Virginia law enforcement urges business owners to eliminate Skill Games

Electronic Skill Games Banned in Virginia

A ban on electronic skill games in Virginia has gone back into effect after the state Supreme Court vacated an injunction that had allowed thousands of the betting machines to remain in operation. The ban on skill games, which combine video games and gambling, was reinstated in October, with law enforcement agencies warning business owners to remove the machines or face fines. The injunction had been issued by a lower court in response to an ongoing lawsuit that argues the ban is a violation of free speech. However, a panel of three Supreme Court justices found that the suit is unlikely to succeed.

The Hanover County Sheriff’s Office sent out an email over the weekend instructing all businesses with these games to immediately cease operation and possession of the devices.
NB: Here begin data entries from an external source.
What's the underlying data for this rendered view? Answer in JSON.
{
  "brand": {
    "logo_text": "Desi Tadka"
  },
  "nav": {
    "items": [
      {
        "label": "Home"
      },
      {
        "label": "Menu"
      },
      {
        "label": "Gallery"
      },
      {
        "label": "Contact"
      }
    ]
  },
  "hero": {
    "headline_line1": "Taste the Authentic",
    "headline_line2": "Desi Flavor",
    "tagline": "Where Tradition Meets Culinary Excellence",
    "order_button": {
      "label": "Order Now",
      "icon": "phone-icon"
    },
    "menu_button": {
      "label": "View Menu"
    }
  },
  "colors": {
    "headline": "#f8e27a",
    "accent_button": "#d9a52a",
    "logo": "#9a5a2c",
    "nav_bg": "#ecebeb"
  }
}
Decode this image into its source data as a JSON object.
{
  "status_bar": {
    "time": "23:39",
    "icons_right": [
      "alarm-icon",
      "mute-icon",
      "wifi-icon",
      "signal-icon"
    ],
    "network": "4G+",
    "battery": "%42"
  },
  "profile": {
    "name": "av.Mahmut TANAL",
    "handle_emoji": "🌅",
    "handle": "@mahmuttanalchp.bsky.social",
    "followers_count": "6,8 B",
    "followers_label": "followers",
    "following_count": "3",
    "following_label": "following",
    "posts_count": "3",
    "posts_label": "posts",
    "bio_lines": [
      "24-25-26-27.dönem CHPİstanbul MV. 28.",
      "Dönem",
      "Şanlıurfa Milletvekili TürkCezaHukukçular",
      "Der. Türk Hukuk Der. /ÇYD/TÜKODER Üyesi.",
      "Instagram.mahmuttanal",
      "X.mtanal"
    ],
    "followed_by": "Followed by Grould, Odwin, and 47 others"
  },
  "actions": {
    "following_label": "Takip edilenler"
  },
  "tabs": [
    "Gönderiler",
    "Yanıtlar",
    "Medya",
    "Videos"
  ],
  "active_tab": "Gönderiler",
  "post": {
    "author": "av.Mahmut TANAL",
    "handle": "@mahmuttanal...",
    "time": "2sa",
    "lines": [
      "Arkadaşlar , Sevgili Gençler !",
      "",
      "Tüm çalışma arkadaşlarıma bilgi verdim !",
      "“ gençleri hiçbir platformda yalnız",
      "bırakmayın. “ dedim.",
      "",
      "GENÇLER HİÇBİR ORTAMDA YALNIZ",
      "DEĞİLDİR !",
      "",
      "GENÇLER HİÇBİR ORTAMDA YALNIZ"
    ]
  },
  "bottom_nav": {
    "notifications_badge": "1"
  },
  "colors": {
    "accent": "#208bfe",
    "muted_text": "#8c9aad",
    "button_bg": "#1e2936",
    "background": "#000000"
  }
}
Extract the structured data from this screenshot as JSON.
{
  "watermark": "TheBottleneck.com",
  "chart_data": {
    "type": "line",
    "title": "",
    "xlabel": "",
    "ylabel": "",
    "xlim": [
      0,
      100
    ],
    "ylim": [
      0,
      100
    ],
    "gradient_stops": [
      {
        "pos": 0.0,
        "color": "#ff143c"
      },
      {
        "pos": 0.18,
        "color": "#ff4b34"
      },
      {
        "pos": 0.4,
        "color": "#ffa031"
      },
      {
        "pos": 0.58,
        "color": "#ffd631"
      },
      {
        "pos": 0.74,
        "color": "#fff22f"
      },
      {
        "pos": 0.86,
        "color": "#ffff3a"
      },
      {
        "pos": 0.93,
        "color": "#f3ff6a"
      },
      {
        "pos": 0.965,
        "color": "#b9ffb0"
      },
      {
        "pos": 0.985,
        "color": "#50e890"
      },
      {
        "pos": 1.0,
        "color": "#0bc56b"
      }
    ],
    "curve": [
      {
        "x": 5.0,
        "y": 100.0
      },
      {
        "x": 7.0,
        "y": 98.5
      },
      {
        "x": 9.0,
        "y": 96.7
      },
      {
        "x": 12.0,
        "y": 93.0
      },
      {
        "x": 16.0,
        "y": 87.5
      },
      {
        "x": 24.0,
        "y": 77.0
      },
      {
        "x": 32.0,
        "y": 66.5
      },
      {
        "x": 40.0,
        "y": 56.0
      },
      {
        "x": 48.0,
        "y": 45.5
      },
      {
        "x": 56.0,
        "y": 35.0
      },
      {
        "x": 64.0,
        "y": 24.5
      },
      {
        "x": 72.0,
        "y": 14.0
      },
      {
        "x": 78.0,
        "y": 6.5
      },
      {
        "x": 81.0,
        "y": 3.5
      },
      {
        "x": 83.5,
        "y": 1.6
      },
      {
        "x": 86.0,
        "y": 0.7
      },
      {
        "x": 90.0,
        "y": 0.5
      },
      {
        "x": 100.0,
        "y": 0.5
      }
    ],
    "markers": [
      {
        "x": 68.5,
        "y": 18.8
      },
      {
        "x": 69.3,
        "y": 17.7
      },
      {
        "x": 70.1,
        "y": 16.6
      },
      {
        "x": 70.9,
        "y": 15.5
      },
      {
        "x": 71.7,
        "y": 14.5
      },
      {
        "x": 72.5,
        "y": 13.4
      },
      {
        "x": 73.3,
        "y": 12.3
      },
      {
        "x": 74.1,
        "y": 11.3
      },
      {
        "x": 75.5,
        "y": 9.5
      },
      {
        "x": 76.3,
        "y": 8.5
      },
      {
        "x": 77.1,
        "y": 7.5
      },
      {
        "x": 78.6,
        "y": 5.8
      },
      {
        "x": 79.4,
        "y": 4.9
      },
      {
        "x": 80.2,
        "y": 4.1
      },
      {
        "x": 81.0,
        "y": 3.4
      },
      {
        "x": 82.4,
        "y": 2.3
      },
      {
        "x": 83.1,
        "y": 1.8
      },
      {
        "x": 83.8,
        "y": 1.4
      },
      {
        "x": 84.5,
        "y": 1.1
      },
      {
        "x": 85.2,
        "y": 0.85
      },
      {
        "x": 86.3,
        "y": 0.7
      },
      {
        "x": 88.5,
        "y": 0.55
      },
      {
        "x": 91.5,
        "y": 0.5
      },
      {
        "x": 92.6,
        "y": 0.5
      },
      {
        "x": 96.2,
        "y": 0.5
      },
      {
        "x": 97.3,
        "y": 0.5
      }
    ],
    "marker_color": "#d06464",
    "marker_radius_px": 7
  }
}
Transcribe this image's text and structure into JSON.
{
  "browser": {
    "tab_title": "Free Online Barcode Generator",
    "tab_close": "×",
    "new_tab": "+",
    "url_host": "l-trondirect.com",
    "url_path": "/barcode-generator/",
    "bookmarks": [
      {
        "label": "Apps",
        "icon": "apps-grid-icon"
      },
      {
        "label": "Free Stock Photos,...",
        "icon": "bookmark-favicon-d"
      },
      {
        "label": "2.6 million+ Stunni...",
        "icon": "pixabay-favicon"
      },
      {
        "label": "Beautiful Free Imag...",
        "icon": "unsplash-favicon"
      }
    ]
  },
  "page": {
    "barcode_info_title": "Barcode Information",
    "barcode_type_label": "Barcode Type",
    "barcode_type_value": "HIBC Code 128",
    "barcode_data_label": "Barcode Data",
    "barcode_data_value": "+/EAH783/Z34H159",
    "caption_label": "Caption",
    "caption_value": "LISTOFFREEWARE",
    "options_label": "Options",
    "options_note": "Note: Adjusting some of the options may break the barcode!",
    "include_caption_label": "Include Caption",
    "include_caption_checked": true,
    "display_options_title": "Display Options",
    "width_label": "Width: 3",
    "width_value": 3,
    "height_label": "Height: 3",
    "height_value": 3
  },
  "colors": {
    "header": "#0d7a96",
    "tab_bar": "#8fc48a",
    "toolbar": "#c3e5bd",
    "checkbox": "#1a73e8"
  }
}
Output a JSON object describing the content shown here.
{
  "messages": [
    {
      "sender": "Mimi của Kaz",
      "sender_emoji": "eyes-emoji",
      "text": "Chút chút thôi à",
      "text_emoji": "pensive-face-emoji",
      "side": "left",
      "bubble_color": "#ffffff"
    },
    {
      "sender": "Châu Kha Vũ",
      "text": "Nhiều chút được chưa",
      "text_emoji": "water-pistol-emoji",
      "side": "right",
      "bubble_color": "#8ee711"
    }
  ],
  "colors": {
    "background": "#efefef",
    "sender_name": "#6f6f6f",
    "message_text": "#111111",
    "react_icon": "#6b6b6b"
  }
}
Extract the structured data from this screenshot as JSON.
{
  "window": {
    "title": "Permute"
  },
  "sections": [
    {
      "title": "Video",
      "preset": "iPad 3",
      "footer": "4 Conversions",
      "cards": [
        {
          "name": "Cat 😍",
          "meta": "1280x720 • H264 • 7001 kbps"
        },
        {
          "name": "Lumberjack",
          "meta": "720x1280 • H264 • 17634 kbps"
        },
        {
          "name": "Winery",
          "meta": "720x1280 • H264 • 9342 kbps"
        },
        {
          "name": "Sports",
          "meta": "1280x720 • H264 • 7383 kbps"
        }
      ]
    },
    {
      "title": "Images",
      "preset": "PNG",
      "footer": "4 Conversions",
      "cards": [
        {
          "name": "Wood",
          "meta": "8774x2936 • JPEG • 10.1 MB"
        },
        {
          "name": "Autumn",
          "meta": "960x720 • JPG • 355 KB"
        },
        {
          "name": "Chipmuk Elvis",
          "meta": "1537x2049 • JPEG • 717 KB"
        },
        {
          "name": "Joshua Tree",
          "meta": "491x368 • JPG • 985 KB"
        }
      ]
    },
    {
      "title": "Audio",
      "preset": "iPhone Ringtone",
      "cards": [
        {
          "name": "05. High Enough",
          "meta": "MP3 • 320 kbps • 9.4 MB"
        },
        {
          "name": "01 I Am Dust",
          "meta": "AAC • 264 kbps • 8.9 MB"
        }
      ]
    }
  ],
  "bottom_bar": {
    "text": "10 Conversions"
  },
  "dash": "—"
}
Compliance checks are set to begin on January 1, 2024. Law enforcement in Hopewell also outlined potential punishments for business owners who fail to comply with the law.

According to the statement from Hopewell, any person operating a skill game device may be subject to a civil penalty of $25,000 per gambling device, an immediate injunction prohibiting the operation of the devices, seizure of the devices, and other costs associated with investigating and bringing the lawsuit, including attorney fees.

Additionally, criminal charges under Virginia law may result in confinement in jail for up to twelve months, a fine of up to $2,500, or both, for violations related to illegal possession of gambling devices and operating the devices for the advancement of unlawful gambling activity. Playing these “skill games” could result in criminal charges of illegal gambling under Virginia law, which may result in a fine of up to $500.

The ban on skill games was initially passed by the Virginia General Assembly in 2020 but was delayed by former Gov. Ralph Northam to help the state raise money for COVID-19 relief efforts. The ban then took effect in 2021, but the lawsuit resulted in an injunction that allowed registered games to continue until the issue is resolved. The lawsuit is now set to go to trial in December.